Theoretical properties of quasi-stationary Monte Carlo methods
Andi Q. Wang, Martin Kolb, Gareth O. Roberts, David Steinsaltz

TL;DR
This paper establishes foundational theoretical results for quasi-stationary Monte Carlo methods, including conditions for convergence to target distributions and rates of convergence, with detailed analysis of a killed Ornstein-Uhlenbeck process.
Contribution
It provides the first rigorous conditions under which quasi-stationary distributions match target densities in Monte Carlo inference, and quantifies convergence rates.
Findings
Sufficient conditions for quasi-limiting distribution to match target density
Quantification of convergence rates via Langevin diffusion comparison
Detailed analysis of a killed Ornstein-Uhlenbeck process with Gaussian quasi-stationary distribution
Abstract
This paper gives foundational results for the application of quasi-stationarity to Monte Carlo inference problems.

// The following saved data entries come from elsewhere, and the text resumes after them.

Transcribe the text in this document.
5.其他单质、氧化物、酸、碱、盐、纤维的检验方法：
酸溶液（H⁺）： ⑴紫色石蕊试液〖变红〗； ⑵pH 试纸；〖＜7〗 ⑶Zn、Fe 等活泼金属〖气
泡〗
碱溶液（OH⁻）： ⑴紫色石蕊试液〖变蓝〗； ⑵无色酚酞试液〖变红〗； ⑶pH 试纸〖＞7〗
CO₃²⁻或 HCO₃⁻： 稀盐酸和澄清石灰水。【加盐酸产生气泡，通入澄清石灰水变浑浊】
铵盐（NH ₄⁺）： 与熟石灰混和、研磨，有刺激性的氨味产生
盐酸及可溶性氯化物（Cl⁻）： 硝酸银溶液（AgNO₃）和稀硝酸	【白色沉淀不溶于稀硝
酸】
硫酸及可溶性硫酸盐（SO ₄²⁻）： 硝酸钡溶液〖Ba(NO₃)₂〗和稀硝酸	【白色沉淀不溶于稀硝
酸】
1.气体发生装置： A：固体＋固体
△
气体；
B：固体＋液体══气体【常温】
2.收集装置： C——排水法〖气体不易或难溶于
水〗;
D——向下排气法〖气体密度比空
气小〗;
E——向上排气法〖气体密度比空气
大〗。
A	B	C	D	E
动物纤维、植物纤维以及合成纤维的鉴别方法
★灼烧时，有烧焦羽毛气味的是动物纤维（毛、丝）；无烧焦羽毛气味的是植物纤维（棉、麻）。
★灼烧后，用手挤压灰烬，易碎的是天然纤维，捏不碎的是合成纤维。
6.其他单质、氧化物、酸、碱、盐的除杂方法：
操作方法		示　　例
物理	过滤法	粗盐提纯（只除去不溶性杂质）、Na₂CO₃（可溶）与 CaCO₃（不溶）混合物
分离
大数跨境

We prove natural sufficient conditions for the quasi-limiting distribution of a killed diffusion to coincide with a target density of interest. We also quantify the rate of convergence to quasi-stationarity by relating the killed diffusion to an appropriate Langevin diffusion. As an example, we consider in detail a killed Ornstein--Uhlenbeck process with Gaussian quasi-stationary distribution.